Thursday 28 April 2011

De Villiers pleads innocence

The South African-born French rugby player, Tommy Conlon Pieter de Villiers, has pleaded innocence after being accused of using drugs.
Villiers accidentally ended up with a cocktail of cocaine and ecstasy coursing through his bloodstream after he and his Stade Francais teammates went out for a feed of drink after a win over Harlequins.
"I might have fallen into a trap," he said last week, "but I have never knowingly taken cocaine or ecstasy."

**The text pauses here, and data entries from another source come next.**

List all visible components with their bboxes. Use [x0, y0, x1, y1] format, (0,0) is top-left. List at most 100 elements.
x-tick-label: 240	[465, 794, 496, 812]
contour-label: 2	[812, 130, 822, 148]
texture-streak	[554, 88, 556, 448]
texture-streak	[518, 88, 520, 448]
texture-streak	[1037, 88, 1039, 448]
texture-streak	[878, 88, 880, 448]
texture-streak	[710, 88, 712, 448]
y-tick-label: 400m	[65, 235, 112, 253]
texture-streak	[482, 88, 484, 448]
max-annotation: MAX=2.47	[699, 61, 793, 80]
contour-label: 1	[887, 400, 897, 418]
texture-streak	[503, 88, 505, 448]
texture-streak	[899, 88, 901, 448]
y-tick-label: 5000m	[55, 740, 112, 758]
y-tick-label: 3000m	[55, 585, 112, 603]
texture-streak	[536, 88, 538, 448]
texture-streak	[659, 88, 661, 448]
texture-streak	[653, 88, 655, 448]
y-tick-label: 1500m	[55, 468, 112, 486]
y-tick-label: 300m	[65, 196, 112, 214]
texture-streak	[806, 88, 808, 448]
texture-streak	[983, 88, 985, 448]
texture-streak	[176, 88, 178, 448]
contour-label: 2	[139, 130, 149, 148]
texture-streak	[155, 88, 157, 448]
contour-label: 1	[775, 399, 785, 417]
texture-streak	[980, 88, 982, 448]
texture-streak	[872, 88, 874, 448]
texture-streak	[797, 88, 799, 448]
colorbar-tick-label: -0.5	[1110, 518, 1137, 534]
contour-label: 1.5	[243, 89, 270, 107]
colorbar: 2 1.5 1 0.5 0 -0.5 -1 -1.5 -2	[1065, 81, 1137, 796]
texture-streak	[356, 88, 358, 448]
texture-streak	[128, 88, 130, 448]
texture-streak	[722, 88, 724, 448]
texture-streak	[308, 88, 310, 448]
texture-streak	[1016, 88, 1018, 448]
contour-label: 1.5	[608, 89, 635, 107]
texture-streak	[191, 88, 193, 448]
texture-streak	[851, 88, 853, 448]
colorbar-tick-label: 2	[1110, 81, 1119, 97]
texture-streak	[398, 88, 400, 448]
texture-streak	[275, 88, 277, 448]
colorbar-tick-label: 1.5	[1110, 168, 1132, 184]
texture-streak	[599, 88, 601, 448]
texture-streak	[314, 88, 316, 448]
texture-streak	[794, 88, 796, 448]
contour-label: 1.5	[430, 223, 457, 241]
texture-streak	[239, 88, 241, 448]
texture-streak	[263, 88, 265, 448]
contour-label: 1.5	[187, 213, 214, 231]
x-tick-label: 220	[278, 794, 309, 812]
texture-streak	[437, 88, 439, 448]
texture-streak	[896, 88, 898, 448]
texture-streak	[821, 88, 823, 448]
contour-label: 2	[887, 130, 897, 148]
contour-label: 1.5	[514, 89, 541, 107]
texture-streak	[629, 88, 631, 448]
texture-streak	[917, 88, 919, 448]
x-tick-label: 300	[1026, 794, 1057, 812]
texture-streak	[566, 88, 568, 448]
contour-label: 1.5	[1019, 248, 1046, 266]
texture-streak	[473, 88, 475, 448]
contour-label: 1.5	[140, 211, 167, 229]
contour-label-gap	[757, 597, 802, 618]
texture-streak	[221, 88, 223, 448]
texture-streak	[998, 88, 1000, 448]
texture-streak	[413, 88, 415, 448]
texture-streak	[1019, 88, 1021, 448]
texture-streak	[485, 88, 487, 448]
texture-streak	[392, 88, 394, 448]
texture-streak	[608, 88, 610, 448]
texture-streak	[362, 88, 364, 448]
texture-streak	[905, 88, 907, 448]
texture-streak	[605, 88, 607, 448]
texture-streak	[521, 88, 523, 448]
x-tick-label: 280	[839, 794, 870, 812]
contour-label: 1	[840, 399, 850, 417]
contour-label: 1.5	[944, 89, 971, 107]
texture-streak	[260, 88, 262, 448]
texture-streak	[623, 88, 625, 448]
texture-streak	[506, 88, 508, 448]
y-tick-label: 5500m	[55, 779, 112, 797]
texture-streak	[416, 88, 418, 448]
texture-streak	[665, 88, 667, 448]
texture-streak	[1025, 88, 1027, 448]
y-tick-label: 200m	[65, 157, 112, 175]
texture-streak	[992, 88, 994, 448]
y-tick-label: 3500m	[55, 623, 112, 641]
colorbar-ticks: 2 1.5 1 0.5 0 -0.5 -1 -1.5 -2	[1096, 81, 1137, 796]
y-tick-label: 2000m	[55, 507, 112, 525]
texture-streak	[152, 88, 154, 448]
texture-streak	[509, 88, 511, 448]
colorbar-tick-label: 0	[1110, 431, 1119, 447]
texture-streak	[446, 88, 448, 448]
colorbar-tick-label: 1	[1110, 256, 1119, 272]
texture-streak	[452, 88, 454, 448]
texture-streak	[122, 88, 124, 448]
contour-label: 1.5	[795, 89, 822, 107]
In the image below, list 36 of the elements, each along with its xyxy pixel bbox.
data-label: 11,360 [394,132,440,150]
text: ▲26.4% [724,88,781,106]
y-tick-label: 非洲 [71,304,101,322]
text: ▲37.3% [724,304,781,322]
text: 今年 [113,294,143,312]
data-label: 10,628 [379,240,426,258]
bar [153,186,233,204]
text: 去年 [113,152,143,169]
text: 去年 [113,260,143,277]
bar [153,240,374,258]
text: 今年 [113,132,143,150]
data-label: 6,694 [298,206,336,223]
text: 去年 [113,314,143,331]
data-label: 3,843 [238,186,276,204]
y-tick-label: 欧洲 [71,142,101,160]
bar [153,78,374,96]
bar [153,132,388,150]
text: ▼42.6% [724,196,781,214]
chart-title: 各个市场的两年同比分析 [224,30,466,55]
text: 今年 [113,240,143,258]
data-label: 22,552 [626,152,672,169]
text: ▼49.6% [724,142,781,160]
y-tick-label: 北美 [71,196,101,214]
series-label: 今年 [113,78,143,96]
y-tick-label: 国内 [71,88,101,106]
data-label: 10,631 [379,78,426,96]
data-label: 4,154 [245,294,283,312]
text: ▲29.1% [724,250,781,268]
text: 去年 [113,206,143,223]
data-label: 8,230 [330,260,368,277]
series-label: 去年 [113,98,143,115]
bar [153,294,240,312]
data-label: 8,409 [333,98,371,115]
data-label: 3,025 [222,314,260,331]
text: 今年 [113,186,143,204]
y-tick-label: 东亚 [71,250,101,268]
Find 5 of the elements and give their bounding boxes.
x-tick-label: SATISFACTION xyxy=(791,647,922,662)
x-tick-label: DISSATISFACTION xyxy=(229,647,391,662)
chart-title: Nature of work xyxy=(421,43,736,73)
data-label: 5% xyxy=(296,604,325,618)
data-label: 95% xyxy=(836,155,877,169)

Ah yes, "knowingly." No statement by any athlete caught with his or her steroids down is complete without the knowingly protocol. And these days it is met only with knowing nods of disbelief from all but the incurably innocent.
De Villiers would have played against England next weekend but at 30, his international career may be over.
If he was playing for Australia he might have had a better chance of getting away with it. In March 2001 the Australian wing Ben Tune took the banned drug Probenecid. Tune claimed he used it for a gash on his knee that was not responding to antibiotics.
Probenecid has powerful healing properties when used in conjunction with antibiotics. It is primarily used by power athletes as a masking agent for anabolic steroids. His medical advisers claim to have prescribed it and subsequently informed the Australian Sport Drug Agency. He played two Super 12 games before ASDA contacted the Australian Rugby Union.
If his statement is any thing to believe, Pieter de Villiers probably had received an unfair deal after receiving a ban of two years after a random test.